Opinion
January 31, 1991
Appeal from the Supreme Court, Tompkins County (Ellison, J.).
This is an application for leave to serve a late notice of claim. Petitioner, a high school student, alleges that she was driving her car on a Sunday morning in January 1989 when she was pulled over by one of respondent's police officers, David Stanton, for speeding. According to petitioner, Stanton told her to follow him to a remote parking lot where he raped her. Petitioner became pregnant as a result of this alleged incident, left school and gave birth to a child she subsequently gave up for adoption. Paternity tests apparently indicate a 99.9% probability that Stanton was the father. In her moving papers, petitioner submits an affidavit from her psychiatric social worker relating that, following the alleged attack, petitioner suffered from "post traumatic stress disorder" with the accompanying symptoms of denial, depression and anxiety. These symptoms allegedly impaired petitioner's ability to register complaints about the incident earlier. Supreme Court granted petitioner permission to file a late notice of claim and this appeal by respondent follows.
We affirm. Supreme Court is afforded broad discretion in permitting the service of a late notice of claim and we find no abuse of that discretion in this case (see, Matter of Frazzetta v Rondout Val. Cent. School Dist., 166 A.D.2d 843). Among the factors to be considered in these motions are whether the public corporation had actual knowledge of the essential facts constituting the claim (General Municipal Law § 50-e).
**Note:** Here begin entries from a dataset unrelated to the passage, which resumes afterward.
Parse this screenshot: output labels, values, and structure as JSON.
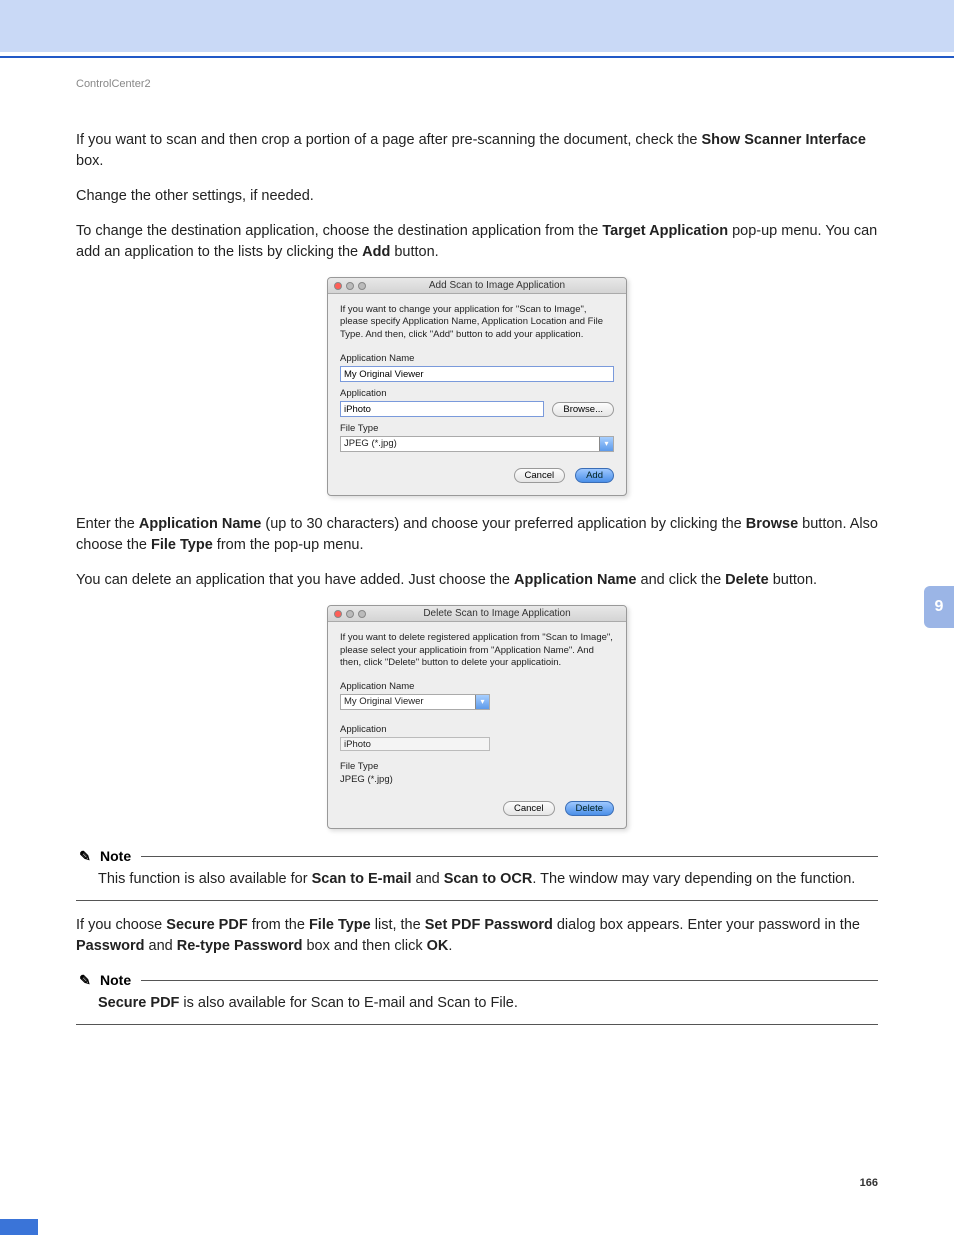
{
  "page": {
    "breadcrumb": "ControlCenter2",
    "chapter_tab": "9",
    "page_number": "166"
  },
  "paragraphs": {
    "p1a": "If you want to scan and then crop a portion of a page after pre-scanning the document, check the ",
    "p1b_bold": "Show Scanner Interface",
    "p1c": " box.",
    "p2": "Change the other settings, if needed.",
    "p3a": "To change the destination application, choose the destination application from the ",
    "p3b_bold": "Target Application",
    "p3c": " pop-up menu. You can add an application to the lists by clicking the ",
    "p3d_bold": "Add",
    "p3e": " button.",
    "p4a": "Enter the ",
    "p4b_bold": "Application Name",
    "p4c": " (up to 30 characters) and choose your preferred application by clicking the ",
    "p4d_bold": "Browse",
    "p4e": " button. Also choose the ",
    "p4f_bold": "File Type",
    "p4g": " from the pop-up menu.",
    "p5a": "You can delete an application that you have added. Just choose the ",
    "p5b_bold": "Application Name",
    "p5c": " and click the ",
    "p5d_bold": "Delete",
    "p5e": " button.",
    "p6a": "If you choose ",
    "p6b_bold": "Secure PDF",
    "p6c": " from the ",
    "p6d_bold": "File Type",
    "p6e": " list, the ",
    "p6f_bold": "Set PDF Password",
    "p6g": " dialog box appears. Enter your password in the ",
    "p6h_bold": "Password",
    "p6i": " and ",
    "p6j_bold": "Re-type Password",
    "p6k": " box and then click ",
    "p6l_bold": "OK",
    "p6m": "."
  },
  "dialog_add": {
    "title": "Add Scan to Image Application",
    "intro": "If you want to change your application for \"Scan to Image\", please specify Application Name, Application Location and File Type.\nAnd then, click \"Add\" button to add your application.",
    "lbl_appname": "Application Name",
    "val_appname": "My Original Viewer",
    "lbl_app": "Application",
    "val_app": "iPhoto",
    "btn_browse": "Browse...",
    "lbl_filetype": "File Type",
    "val_filetype": "JPEG (*.jpg)",
    "btn_cancel": "Cancel",
    "btn_add": "Add"
  },
  "dialog_del": {
    "title": "Delete Scan to Image Application",
    "intro": "If you want to delete registered application from \"Scan to Image\", please select your applicatioin from \"Application Name\".\nAnd then, click \"Delete\" button to delete your applicatioin.",
    "lbl_appname": "Application Name",
    "val_appname": "My Original Viewer",
    "lbl_app": "Application",
    "val_app": "iPhoto",
    "lbl_filetype": "File Type",
    "val_filetype": "JPEG (*.jpg)",
    "btn_cancel": "Cancel",
    "btn_delete": "Delete"
  },
  "notes": {
    "label": "Note",
    "n1a": "This function is also available for ",
    "n1b_bold": "Scan to E-mail",
    "n1c": " and ",
    "n1d_bold": "Scan to OCR",
    "n1e": ". The window may vary depending on the function.",
    "n2a_bold": "Secure PDF",
    "n2b": " is also available for Scan to E-mail and Scan to File."
  }
}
Other relevant factors include whether any prejudice will result from the delay, whether the petitioner was incapacitated during the 90-day period and whether a reasonable excuse was established for the delay (supra; see, Kavanaugh v Memorial Hosp. Nursing Home, 126 A.D.2d 930, 931).
Here, although respondent points out that petitioner was very imprecise about the exact date of the alleged attack and there was a six-month delay before respondent presumably knew of its occurrence, it is significant to note that the crux of petitioner's claim against respondent is her allegation that respondent negligently hired Stanton under circumstances in which it knew or reasonably should have known that Stanton was prone to commit such acts. Respondent's knowledge as to Stanton's alleged proclivities is a matter within respondent's control. Accordingly, it does not appear that respondent would be unduly prejudiced by petitioner's action. Moreover, in light of the evidence that petitioner was all but incapacitated during the relevant time due to posttraumatic stress disorder as a result of the alleged rape (see, People v Taylor, 75 N.Y.2d 277, 287), we find the reasonableness of petitioner's excuse for the delay sufficient (cf., Chalmers v County of Chemung, 105 A.D.2d 885, 886, appeal dismissed 65 N.Y.2d 690; Matter of Osborn v Board of Educ., 5 A.D.2d 929, 930). Considering the particular circumstances of the case, we hold that Supreme Court did not improvidently exercise its discretion in granting petitioner leave to serve a late notice of claim (see, Matter of Reisse v County of Nassau, 141 A.D.2d 649).
Order affirmed, with costs. Mahoney, P.J., Casey, Levine, Mercure and Harvey, JJ., concur.